The STP summary paper for the HWB meeting is tendentious
It baldly says that its intention is to provide the HWB with an opportunity to support the plan.
It misleadingly claims that the aim of the STP mirrors the aim of Doncaster HWB (which is to improve health and wellbeing of Doncaster residents and to reduce inequalities in health outcomes.)
But p45 of the STP shows that its aims also include closing the finance and efficiency gap and P 40 says that the scale of the financial “challenge” is why radical change is needed to services and the way people use them.
The financial “challenge” is based on government lies about the scale of government borrowing
Tax justice campaigner and economist Richard Murphy points out that the social care financial crisis is entirely manufactured, as a result of government decisions to use quantitative easing to benefit irresponsible and dishonest banks, rather than local and devolved governments; and that the government is lying about the scale of government borrowing – its justification for constraining NHS funding and cutting other public spending – which in turn has been shown to increase to ill health.
There is no reliable evidence that the new care models can save money and improve patient care and outcomes.
The S Yorks and Bassetlaw STP assumes a significant reduction in demand for hospital services, which implies a reduction in hospital beds – although the STP does not refer to this.

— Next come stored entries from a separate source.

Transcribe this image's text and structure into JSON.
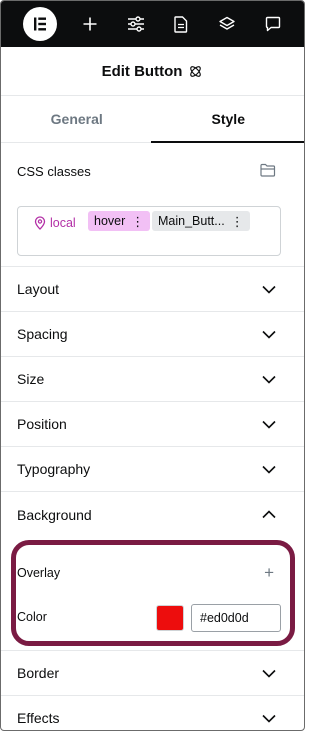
{
  "topbar": {
    "logo_icon": "elementor-logo-icon",
    "icons": [
      "plus-icon",
      "sliders-icon",
      "page-icon",
      "layers-icon",
      "chat-icon"
    ]
  },
  "header": {
    "title": "Edit Button",
    "icon": "element-icon"
  },
  "tabs": [
    {
      "label": "General",
      "active": false
    },
    {
      "label": "Style",
      "active": true
    }
  ],
  "css_classes": {
    "label": "CSS classes",
    "chips": [
      {
        "label": "local",
        "icon": "map-pin-icon",
        "color": "#b32fa6"
      },
      {
        "label": "hover",
        "menu": "⋮",
        "background": "#f2c0f5"
      },
      {
        "label": "Main_Butt...",
        "menu": "⋮",
        "background": "#e6e8ea"
      }
    ]
  },
  "sections": {
    "layout": "Layout",
    "spacing": "Spacing",
    "size": "Size",
    "position": "Position",
    "typography": "Typography",
    "background": "Background",
    "border": "Border",
    "effects": "Effects"
  },
  "background": {
    "overlay_label": "Overlay",
    "overlay_add": "+",
    "color_label": "Color",
    "color_value": "#ed0d0d",
    "highlight_color": "#7a1b43"
  }
}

The NHS is now so far above the 85% occupancy rate once considered ideal that 12,000 extra beds would be needed to return to it. This is from a Nuffield Trust Report.
In other STPs like W Yorks and Harrogate, bed cuts are supposed to be ok because Care Closer to Home is meant to reduce hospital admissions.
But Southwark and Lambeth Integrated Care research has found NO evidence that community-based care made the planned cost savings or the planned reduction in hospital admissions in the short term.
Nowhere does the STP or the summary paper for Doncaster HWB refer to any of these shortcomings.
The South Yorkshire & Bassetlaw Sustainability and Transformation Plan’s proposals for wider public service reform in order to improve health and wellbeing are incomprehensible. They have something to do with the DWP’s health and work programme, mentioned above, and seem to derive from the Minister for the Cabinet Office’s ideas on the future of public services that “involve reforming the relationship between the citizen and the state” through “commercialisation, experimentation and digital”. Ideas that disabled activist Kitty S Jones has roundly criticised.